Annotation process
IRESite database is an open project aiming to cluster results in IRES research area during the last 20 years. One of the most exciting goals of the project is to rate IRES segments by their strength. Clearly not all results are directly comparable and some results are not sufficiently accompanied by experimental controls -- so the credibility of the results demonstrating the respective IRES is in some cases bad. Unfortunately, we do not know which IRESs fall into which group. Necessity for such a rigorous research is based on the fact that a number of IRES segments were reported during last 5 years to contain cryptic promoter, alternative splicing seriously undermined several results, etc. The goals are very tricky to acquire. Thus, hereby we present how we annotate records in IRESite and how we currently think we could "rate" the IRES segments in the future. We are very much open to discuss the procedure and the outcomes preferrably on the e-mail list.

The procedure used throughout the annotation is the following:

1. Curator either obtains the sequence from original author or reconstructs sequence of the plasmid in a computer. We use ApE plasmid editor to manipulate the sequences -- to cut the plasmid sequence and insert sequence of a cDNA fragment obtained elsewhere (for example by doing electronic PCR using the primers described in the article) into the restriction sites as described in Materials and methods of the respective article).

Alternatively, the sequence data obtained from original author are verified to match the description in the article (we have already hit cases when this was not true and the issues had to be resolved by mutual discussion).

2. Curator normalizes any measured values which quantify efficiency of IRES segments studied to the respective negative and positive controls. For example, curator converts activity or luminescence units to percentages by recalculating the measured/reported values of the putative IRES and brings them to scale with the positive control (positive control has by definition 100% activity). When no positive control has been used the activity of the putative IRES is set to 100% and activity of the negative control is scaled accordingly. The existence of consistently scaled values will help in orientation in collected data and maybe could also make some results directly comparable to each other (when same signal genes and controls were used). Unfortunately, the reported reproducibility is sometimes very low.

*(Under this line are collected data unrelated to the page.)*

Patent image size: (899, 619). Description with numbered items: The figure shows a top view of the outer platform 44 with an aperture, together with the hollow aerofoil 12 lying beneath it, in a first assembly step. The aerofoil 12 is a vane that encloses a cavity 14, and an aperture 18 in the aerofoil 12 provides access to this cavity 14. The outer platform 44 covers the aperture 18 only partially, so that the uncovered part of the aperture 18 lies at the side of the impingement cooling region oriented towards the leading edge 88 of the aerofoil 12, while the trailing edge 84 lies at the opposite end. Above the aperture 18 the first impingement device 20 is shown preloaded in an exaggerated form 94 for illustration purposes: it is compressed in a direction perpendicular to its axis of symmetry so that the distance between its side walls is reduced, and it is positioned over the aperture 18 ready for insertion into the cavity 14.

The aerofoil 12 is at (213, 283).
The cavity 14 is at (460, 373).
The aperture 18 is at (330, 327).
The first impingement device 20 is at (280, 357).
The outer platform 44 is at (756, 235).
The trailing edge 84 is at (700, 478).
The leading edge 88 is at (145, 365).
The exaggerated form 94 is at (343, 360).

3. When no numeric data are available from article or authors (e.g. only spots on dot-blots were published) curator uses his/her lab experience to make a reasonable guess while making a note in Remarks section. Curator tags the record with certain values to emphasize the value is a guess.

4. Curator annotates whether the integrity of the transcript derived from a plasmid has been verified and how exactly. For example, Northern blot assay cannot be considered as sufficient verification of transcript integrity because it does not confirm the molecule was really complete in its full-length (as required) and the sensitivity is not sufficient either (Han and Zhang, 2002; van Eden et al., 2004). Currently, only RNase protection assay and RT-PCR and maybe few other sensitive methods not discussed herein we consider as sensitive enough to provide convincing results. Still, depending on the exact setup of the experiment there might arise some exceptions.

5. Special care is given to promoters used for in vivo and/or in vitro expression. Further, we also look in the publications whether the plasmids were shown to be without cryptic promoters. Clearly, the risk of cryptic promoter affecting published experiment can only be elucidated by analysis of complete sequences, even at the enormous cost of our work to obtain/reconstruct them. We justify the extra work also by the fact sequence data will be used for other purposes as well (search for rRNA complementarity, transcription factor binding sites and other promoter determinants) and their value will not degrade in time.

6. Curator annotates position of the IRES element within the underlying mRNA sequence and finds out what is the minimal part of IRES required for its activity.

7. Curator records how secondary structure of IRES reported was studied (using what kind of method or combination of methods). For example, enzymatic, chemical or physical-chemical approaches like UV-light cross-linking are used (Nishiyama et al., 2003; Shibuya et al., 2003). Curator re-types the structure using bracket notation into the database as already mentioned (possible improvement of the representation itself will be discussed during the project when more data accumulates).

8. Curator annotates which proteins (ITAFs) modulate IRES activity in each case. Additionally, proteins directly interacting with the RNA can be annotated. The solution is general and allows us to annotate interaction between any region on the RNA molecules with any protein, even with barely characterized protein (i.e. interaction of non-IRES containing regions with some yet uncharacterized protein can be recorded as well) and such region may of course overlap.

9. Curator lists all references used to annotate the respective database entry.

10. Curator includes additional important data in relevant Remarks sections and highlights any potential issues.

11. Super-reviewer will verify the annotated entry.

12. Curator contacts original authors of the publication entered into the database in the form of plasmid_with_promoter_and_putative_IRES_translationally_characterized records and asks for kind of verification of the data (before the data gets published or shortly after).

13. Both curator and super-reviewer learn from the feedback from original author and resolve potential issues.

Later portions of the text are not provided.